Our client is a global manufacturer of Medical equipment, a leader in their Industry.
- Full-time- permanent role with a stable organization
- Work from home and also office in Mississauga
- New position due to growth!
- Benefits from Day 1 (no deductions from employee – 100% company paid)
- Medical, Dental, RRSP - up to 6% match
- Extended health care - Physiotherapist, Chiropractic etc. - $500 per practitioner!
- Hours: 8:30am – 5:00pm
The Regulatory Affairs Specialist is responsible for the preparation and on time filing of primarily class 2 and class 3 devices, responding to AI requests, preparing responses to agency questions. In addition, the role is responsible for reviewing the portfolio of products to ensure proper management from a Regulatory perspective. The role will work closely with Quality on complaints, recalls and mandatory reporting. The position communicates with internal customers, global corporate partners, and external regulatory bodies.
- Complete regulatory assessments for change control and testing activities, as well as participating in and completing reviews of the proposed change(s), reason(s) for change(s), impact assessment(s) and disposition(s) of affected items(s).
- Provide regulatory review for deviations, non-conforming material, corrective and preventive action (CAPA), complaints, event reporting, and recall-related activities.
- Preparation of Health Canada regulatory submissions for registration of medical devices (entire product registration package, including amendments and responding to AIs)
- Maintain collaborative relationships with research, product development, quality, operations, and clinical departments.
- Maintain current and in-depth knowledge of Health Canada and FDA/worldwide regulatory requirements, policies and other critically important information (e.g., Health Canada guidance documents) that may affect the company's products and its customers.

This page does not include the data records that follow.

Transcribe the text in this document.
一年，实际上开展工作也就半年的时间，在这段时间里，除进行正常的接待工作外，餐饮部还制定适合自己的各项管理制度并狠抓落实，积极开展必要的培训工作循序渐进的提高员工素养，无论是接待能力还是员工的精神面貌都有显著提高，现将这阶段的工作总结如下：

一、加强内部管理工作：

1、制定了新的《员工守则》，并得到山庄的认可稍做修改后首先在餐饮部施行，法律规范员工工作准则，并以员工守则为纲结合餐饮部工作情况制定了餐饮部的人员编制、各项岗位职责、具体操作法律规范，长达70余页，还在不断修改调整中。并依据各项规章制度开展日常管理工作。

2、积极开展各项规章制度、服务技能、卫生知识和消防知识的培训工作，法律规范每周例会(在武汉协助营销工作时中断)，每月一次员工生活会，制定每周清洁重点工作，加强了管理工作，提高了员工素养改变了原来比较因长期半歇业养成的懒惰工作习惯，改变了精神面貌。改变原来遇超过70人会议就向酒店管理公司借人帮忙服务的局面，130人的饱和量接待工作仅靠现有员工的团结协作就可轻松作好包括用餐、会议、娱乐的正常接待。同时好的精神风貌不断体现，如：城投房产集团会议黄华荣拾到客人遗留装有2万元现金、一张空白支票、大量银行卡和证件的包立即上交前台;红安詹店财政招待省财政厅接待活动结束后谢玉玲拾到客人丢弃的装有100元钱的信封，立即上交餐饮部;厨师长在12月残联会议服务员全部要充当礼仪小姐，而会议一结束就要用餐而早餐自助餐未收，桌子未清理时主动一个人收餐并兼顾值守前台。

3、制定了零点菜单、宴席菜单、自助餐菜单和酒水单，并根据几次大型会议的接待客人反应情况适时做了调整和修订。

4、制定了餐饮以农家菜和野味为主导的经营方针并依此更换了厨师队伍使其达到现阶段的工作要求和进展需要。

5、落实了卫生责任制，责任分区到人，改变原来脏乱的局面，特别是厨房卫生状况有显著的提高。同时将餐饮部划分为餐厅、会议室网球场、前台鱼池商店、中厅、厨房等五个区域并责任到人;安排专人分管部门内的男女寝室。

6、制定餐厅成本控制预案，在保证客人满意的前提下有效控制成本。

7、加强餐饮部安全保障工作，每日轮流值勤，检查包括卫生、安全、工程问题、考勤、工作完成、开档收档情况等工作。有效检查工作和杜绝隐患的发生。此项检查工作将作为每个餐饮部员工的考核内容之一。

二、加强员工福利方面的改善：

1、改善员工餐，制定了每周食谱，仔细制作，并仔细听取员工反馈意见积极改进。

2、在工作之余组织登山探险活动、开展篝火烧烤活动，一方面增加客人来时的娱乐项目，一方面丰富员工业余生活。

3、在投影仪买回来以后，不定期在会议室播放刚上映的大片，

- Participating and completing reviews of identified issue(s), containment(s), root cause(s), establishing and implementation of corrective action(s) and effectiveness assessment(s), as appropriate.

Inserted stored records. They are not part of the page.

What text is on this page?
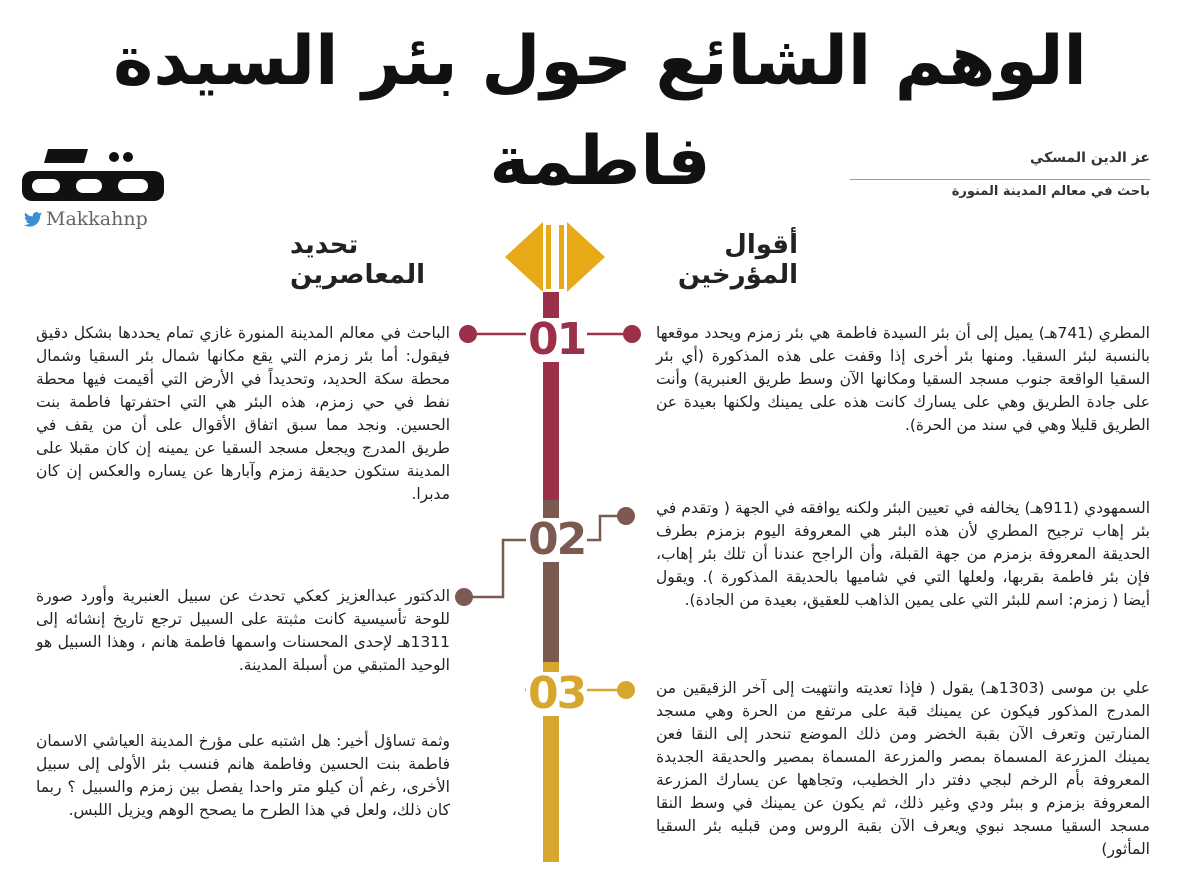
الوهم الشائع حول بئر السيدة فاطمة
Makkahnp
عز الدين المسكي
باحث في معالم المدينة المنورة
أقوال المؤرخين
تحديد المعاصرين
01
02
03
المطري (741هـ) يميل إلى أن بئر السيدة فاطمة هي بئر زمزم ويحدد موقعها بالنسبة لبئر السقيا. ومنها بئر أخرى إذا وقفت على هذه المذكورة (أي بئر السقيا الواقعة جنوب مسجد السقيا ومكانها الآن وسط طريق العنبرية) وأنت على جادة الطريق وهي على يسارك كانت هذه على يمينك ولكنها بعيدة عن الطريق قليلا وهي في سند من الحرة).
السمهودي (911هـ) يخالفه في تعيين البئر ولكنه يوافقه في الجهة ( وتقدم في بئر إهاب ترجيح المطري لأن هذه البئر هي المعروفة اليوم بزمزم بطرف الحديقة المعروفة بزمزم من جهة القبلة، وأن الراجح عندنا أن تلك بئر إهاب، فإن بئر فاطمة بقربها، ولعلها التي في شاميها بالحديقة المذكورة ). ويقول أيضا ( زمزم: اسم للبئر التي على يمين الذاهب للعقيق، بعيدة من الجادة).
علي بن موسى (1303هـ) يقول ( فإذا تعديته وانتهيت إلى آخر الزقيقين من المدرج المذكور فيكون عن يمينك قبة على مرتفع من الحرة وهي مسجد المنارتين وتعرف الآن بقبة الخضر ومن ذلك الموضع تنحدر إلى النقا فعن يمينك المزرعة المسماة بمصر والمزرعة المسماة بمصير والحديقة الجديدة المعروفة بأم الرخم لبجي دفتر دار الخطيب، وتجاهها عن يسارك المزرعة المعروفة بزمزم و ببئر ودي وغير ذلك، ثم يكون عن يمينك في وسط النقا مسجد السقيا مسجد نبوي ويعرف الآن بقبة الروس ومن قبليه بئر السقيا المأثور)
الباحث في معالم المدينة المنورة غازي تمام يحددها بشكل دقيق فيقول: أما بئر زمزم التي يقع مكانها شمال بئر السقيا وشمال محطة سكة الحديد، وتحديداً في الأرض التي أقيمت فيها محطة نفط في حي زمزم، هذه البئر هي التي احتفرتها فاطمة بنت الحسين. ونجد مما سبق اتفاق الأقوال على أن من يقف في طريق المدرج ويجعل مسجد السقيا عن يمينه إن كان مقبلا على المدينة ستكون حديقة زمزم وآبارها عن يساره والعكس إن كان مدبرا.
الدكتور عبدالعزيز كعكي تحدث عن سبيل العنبرية وأورد صورة للوحة تأسيسية كانت مثبتة على السبيل ترجع تاريخ إنشائه إلى 1311هـ لإحدى المحسنات واسمها فاطمة هانم ، وهذا السبيل هو الوحيد المتبقي من أسبلة المدينة.
وثمة تساؤل أخير: هل اشتبه على مؤرخ المدينة العياشي الاسمان فاطمة بنت الحسين وفاطمة هانم فنسب بئر الأولى إلى سبيل الأخرى، رغم أن كيلو متر واحدا يفصل بين زمزم والسبيل ؟ ربما كان ذلك، ولعل في هذا الطرح ما يصحح الوهم ويزيل اللبس.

- Serves as regulatory representative to marketing, research teams and regulatory agencies.
- As needed, monitor appropriate regulatory agency activities in areas of interest to the company.
- As needed, maintain and/or update existing regulatory authorizations, including updates and reviews of clinical evaluation reports, technical files, and annual reports for clinical studies and marketing applications.
- Complete and support other tasks which may be assigned from time-to-time by management.
- Completion of a university undergraduate degree, preferably in life sciences.
- Diploma or certificate in Regulatory Affairs preferred
- 2-5 years’ regulatory experience in the Medical Device industry
- In-depth knowledge of Canadian Medical Devices Regulations and Guidelines for licenses of Medical device products. Experience/knowledge of FDA requirements is considered an asset.
- Very effective command skills and communication ability, verbal and written, professional with ability to develop strong long term relationships.
- Experience collaborating with international product registrations is a strong asset.
- Strong attention to detail and ability to think analytically.
- Ability to work with a sense of urgency, prioritize work, meet objective / deadlines with strong organizational capability.
- Excellent communication skills (verbal and written) as this role will be collaborating with internal teams.
- Strong Excel, Word skills; project management is an asset.